In 2003, the Supreme Court heard Lawrence v. Texas. The case concerned a Texas statute that banned the practice of sodomy. The decision of The Court was to overturn the statute; Justice Kennedy offered The Court’s majority opinion. In his decision, Justice Kennedy wrote that the Texas law unduly impeded an individual’s liberties that are protected in the Due Process Clause of the 14th Amendment. Further, Justice Kennedy ended his decision with a unique interpretation of the Due Process Clause stating, “the Texas statute furthers no legitimate state interest which can justify its intrusion into the personal private life of the individual.” While this quote may seem rather benign on the surface, it indeed suggests that Justice Kennedy adopts an extremely broad interpretation of the 14th Amendment. Nowhere in the text of the amendment is a compulsion to use compelling state interest as a qualification of a statute’s constitutionality. Thus, Justice Kennedy has effectively taken away an entire line of reasoning from legislators if they were to cite state or national interests in defense of a law. Nonetheless, this broad interpretation of the 14th Amendment set the stage for Justice Kennedy’s most recent decision on gay rights.

In 2015 the Supreme Court reviewed and decided on Obergefell v. Hodges. The Supreme Court granted this particular case the writ of certiorari because of the conflicting Circuit Court rulings regarding state bans on same-sex marriage. Just as he did in Lawrence, Justice Kennedy offered the majority decision in a case of this ilk. He held that the case was not about the right to same-sex marriage but rather “the right to marriage in a comprehensive sense.” Justice Kennedy ruled that a state’s ban on gay marriage was unconstitutional based on the Equal Protection Clause of the 14th Amendment. His analysis of the 14th Amendment shows a judicial philosophy that includes a number of implied applications of the 14th Amendment; the right to marriage is indeed not mentioned anywhere in the 14th Amendment. Nonetheless, Justice Kennedy’s decision in Obergefell can be summed up in the manner in which he concludes his opinion: “It would misunderstand these men and women to say they disrespect the idea of marriage. Their plea is that they do respect it, respect it so deeply that they seek to find its fulfillment for themselves. Their hope is not to be condemned to live in loneliness, excluded from one of civilization's oldest institutions. They ask for equal dignity in the eyes of the law. The Constitution grants them that right.”
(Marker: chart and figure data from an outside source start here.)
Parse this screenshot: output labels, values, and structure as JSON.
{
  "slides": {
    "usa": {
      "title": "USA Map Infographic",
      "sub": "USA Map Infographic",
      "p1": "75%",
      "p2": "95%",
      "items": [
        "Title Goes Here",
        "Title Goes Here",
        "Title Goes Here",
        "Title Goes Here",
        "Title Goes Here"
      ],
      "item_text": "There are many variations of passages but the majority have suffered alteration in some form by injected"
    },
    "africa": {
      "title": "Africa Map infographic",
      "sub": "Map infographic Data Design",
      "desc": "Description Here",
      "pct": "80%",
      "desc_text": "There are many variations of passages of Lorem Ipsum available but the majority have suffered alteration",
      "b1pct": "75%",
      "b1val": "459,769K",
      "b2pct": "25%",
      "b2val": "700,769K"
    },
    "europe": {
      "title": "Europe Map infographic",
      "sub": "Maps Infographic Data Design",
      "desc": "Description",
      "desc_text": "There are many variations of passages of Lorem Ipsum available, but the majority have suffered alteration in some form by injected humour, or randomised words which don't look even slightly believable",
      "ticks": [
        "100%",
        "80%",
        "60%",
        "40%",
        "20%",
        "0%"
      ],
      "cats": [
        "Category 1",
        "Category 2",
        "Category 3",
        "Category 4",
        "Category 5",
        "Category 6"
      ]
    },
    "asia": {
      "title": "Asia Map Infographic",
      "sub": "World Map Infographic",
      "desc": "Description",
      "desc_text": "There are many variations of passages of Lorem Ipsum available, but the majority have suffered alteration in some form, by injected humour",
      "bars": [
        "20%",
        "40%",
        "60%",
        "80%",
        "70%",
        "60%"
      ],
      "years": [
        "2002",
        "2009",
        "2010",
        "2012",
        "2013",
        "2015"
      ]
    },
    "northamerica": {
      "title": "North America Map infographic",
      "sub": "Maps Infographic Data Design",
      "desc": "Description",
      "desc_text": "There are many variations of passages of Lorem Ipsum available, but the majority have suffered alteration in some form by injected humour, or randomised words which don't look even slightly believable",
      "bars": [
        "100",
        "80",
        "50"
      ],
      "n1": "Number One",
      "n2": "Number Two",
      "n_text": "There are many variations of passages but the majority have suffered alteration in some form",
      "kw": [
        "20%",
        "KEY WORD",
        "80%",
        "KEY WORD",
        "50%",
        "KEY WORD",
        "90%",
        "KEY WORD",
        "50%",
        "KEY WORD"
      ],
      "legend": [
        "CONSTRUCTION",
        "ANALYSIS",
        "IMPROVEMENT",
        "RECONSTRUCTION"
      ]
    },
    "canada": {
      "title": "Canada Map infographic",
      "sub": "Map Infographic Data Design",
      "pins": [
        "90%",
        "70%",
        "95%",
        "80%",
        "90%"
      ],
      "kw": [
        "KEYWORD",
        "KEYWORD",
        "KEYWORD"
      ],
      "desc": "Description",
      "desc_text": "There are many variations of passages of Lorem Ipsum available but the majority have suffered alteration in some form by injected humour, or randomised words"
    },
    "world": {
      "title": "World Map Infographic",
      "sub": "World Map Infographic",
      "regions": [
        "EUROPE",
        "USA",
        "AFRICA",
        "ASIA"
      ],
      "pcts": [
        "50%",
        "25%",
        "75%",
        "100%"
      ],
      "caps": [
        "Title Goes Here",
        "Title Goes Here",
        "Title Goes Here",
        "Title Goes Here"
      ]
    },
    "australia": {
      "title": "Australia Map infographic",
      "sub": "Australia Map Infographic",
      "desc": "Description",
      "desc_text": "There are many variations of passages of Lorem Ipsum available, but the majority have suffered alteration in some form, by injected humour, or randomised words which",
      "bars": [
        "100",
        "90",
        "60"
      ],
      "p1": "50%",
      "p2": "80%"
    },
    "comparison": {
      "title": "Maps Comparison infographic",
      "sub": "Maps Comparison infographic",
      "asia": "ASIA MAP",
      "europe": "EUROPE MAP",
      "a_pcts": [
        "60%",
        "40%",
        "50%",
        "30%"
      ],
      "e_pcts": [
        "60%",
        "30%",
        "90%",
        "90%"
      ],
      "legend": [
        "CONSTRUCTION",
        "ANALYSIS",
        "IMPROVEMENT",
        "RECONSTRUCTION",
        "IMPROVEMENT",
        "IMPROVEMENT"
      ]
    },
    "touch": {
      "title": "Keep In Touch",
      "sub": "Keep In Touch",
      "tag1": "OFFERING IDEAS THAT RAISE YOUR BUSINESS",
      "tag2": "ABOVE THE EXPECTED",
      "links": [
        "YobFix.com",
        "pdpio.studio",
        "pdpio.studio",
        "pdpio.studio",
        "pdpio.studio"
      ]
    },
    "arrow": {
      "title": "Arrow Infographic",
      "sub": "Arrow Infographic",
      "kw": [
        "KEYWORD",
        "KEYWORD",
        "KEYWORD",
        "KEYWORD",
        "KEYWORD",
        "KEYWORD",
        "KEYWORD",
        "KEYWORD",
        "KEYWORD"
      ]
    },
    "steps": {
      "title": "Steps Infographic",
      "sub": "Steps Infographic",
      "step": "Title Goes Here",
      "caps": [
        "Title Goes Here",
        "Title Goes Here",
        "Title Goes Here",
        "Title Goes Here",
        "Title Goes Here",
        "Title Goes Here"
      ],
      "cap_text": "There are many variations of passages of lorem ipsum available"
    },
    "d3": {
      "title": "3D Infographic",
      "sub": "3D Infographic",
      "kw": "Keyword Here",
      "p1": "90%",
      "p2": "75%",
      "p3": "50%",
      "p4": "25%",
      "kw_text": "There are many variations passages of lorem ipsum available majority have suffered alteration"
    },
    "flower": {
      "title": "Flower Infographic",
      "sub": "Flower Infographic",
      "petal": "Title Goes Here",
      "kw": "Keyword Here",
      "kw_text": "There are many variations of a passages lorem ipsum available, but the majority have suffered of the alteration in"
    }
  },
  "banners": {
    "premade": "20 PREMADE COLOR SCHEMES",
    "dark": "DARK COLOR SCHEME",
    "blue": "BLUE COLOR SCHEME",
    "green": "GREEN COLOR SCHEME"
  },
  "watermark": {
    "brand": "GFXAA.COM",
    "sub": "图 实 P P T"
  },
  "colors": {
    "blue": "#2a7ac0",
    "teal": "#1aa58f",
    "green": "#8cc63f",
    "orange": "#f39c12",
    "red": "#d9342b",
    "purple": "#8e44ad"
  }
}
Justice Kennedy’s decisions on gay rights cases point to a major tenet of his judicial philosophy: a broad interpretation of the 14th Amendment. By invoking the implied powers of the Due Process and Equal Protection Clauses, Justice Kennedy has established poignant precedents for civil liberties cases.

Conclusion

Justice Kennedy’s tenure has been largely defined by his role as the “swing vote” of the high court. The prospect of his retirement would not only change the current judicial philosophy of the Supreme Court, it would likely result in a court with no “swing votes” at all. Nonetheless, the perils of over-analyzing the political motivations behind Supreme Court decisions are numerous. The most accurate explanation of how a justice gains their reputation is to look at the various philosophies they use to justify their writing. In the case of Justice Kennedy, it is imprudent to label him as a politically moderate, libertarian or unaligned jurist. However, his uniquely broad reading and application of the 1st and 14th amendments have lead to controversial decisions like Citizens United and Obergefell. These decisions resulted in decisions that are praised and criticized by Republicans and Democrats, alike. The post-Kennedy era will result in much more than an ideologically tilted court, it could inevitably lead to a court without justices that have equally broad definitions of the 1st and 14th Amendments.